I was first introduced to DBT in 2008 when I was working with a client who had Borderline Personality Disorder. I referred her to a DBT treatment provider and during this transition, I learned of the many interesting things she was learning in DBT. I really liked working with clients who had Borderline Personality Disorder and the clients that others might define as difficult. I was able to connect with them, validate them, and offer change strategies through Cognitive Behavioral Therapy. Although I enjoyed working with this population, CBT was not as effective as I had hoped it would be for this often-misunderstood population. It was at this time that I decided to immerse myself in learning DBT.
In 2008, I started on a treatment team, invested in supervision, and became foundationally trained by Behavioral Tech. Later, I also attended other trainings by Behavioral Tech, including “Adolescents with Multiple Problems,” “Emotion Regulation,” “DBT- C for children ages 7-12,” and “Crisis Survival in DBT.”
I honestly just fell in love with DBT and it made perfect sense to me. I live my own life using these skills, and I teach others how to live by applying this incredibly valuable treatment. As the owner and director of Suffolk DBT, my journey has been incredibly rewarding.
This therapy is about meeting our clients where they are. When they walk through our doors, it is important for all of our office staff and our team of clinicians to create an environment of hope and acceptance.
My passion is to help families and their children to thrive. I work hard to help create an environment of safety, acceptance, and compassion for both our staff and for our clients.

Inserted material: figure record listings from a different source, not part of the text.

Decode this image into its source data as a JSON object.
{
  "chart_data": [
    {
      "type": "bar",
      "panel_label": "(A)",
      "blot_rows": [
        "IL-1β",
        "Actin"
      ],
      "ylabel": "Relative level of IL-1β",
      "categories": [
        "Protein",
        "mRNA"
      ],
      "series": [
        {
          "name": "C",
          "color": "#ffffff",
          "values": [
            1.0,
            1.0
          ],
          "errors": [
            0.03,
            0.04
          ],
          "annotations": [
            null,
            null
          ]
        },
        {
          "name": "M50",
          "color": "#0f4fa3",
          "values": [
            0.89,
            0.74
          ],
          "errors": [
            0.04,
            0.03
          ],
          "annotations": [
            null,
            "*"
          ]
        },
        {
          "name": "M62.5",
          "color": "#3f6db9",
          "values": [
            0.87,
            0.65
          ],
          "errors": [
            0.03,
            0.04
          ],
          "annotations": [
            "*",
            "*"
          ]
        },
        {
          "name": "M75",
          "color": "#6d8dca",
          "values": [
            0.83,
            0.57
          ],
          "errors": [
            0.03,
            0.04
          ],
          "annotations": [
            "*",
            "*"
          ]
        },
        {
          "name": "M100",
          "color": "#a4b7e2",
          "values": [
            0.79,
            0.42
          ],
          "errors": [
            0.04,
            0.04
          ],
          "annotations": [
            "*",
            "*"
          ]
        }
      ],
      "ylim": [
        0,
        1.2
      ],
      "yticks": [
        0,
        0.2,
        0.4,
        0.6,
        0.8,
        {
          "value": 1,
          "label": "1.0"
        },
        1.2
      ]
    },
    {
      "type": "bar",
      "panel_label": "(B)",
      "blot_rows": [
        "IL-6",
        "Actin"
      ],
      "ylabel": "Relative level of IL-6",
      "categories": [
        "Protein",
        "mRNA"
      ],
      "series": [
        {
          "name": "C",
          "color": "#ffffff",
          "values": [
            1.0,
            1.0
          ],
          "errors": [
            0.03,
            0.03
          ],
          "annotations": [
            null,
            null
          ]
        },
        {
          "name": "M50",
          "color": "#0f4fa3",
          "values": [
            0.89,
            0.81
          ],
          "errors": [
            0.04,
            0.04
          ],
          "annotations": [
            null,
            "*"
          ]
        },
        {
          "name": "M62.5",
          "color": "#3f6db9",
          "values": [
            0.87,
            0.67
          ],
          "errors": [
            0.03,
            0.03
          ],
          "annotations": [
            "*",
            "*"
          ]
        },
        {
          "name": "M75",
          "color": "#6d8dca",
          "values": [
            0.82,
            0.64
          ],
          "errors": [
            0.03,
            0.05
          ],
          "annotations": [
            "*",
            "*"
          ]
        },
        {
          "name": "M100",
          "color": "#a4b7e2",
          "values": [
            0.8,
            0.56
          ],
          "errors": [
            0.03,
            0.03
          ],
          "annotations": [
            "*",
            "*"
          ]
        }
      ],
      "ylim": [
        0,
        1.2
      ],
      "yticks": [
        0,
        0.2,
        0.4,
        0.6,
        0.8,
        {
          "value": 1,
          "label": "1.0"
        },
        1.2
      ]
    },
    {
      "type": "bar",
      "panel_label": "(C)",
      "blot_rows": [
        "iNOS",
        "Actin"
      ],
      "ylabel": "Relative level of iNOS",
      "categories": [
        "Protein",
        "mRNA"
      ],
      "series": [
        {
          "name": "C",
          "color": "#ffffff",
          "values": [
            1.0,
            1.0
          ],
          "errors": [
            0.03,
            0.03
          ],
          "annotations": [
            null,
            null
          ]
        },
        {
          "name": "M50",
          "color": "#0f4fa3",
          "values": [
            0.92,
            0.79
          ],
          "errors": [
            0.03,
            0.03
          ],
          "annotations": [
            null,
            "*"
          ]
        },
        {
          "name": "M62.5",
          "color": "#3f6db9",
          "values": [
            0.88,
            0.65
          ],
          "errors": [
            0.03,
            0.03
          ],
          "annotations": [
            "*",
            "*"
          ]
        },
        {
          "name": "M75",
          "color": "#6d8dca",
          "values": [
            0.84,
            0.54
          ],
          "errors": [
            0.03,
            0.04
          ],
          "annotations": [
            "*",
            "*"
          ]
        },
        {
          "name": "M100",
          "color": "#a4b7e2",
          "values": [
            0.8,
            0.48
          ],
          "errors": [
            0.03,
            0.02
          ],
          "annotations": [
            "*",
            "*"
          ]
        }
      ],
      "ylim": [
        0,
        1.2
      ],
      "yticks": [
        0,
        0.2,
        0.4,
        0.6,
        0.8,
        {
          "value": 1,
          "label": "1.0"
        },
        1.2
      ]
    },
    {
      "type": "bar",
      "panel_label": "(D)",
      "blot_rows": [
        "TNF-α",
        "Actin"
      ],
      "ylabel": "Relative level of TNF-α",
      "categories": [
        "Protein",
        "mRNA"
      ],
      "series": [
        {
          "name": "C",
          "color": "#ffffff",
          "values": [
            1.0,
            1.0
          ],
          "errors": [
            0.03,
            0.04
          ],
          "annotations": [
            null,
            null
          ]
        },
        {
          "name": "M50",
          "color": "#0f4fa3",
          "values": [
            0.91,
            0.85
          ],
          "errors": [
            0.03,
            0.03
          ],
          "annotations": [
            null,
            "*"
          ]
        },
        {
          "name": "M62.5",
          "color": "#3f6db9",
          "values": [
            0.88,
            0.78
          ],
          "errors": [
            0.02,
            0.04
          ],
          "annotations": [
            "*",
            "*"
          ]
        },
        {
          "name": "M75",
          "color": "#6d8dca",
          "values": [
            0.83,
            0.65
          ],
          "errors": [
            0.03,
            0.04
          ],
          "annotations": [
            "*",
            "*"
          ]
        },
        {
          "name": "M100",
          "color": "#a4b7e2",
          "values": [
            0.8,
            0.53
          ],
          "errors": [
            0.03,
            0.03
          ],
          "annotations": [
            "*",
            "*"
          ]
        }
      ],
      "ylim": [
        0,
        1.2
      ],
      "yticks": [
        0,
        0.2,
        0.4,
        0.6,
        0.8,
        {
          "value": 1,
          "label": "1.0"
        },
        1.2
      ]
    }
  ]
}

When I meet a child or adolescent, I want them to know that here, at Suffolk DBT, they will be accepted as they are. I will work with them to embrace their own sensitivity, and to learn how to be brave and scared at the same time. As a DBT therapist, I am able to be warm, accepting, genuine, and “tread where angels fear to tread.” This basically means that it is my job to be warm, available, empathetic, and at the same time, blunt, and honest. I may even use humor to discuss serious issues. It is a style that kids find validating. These children feel like I understand them, and I do.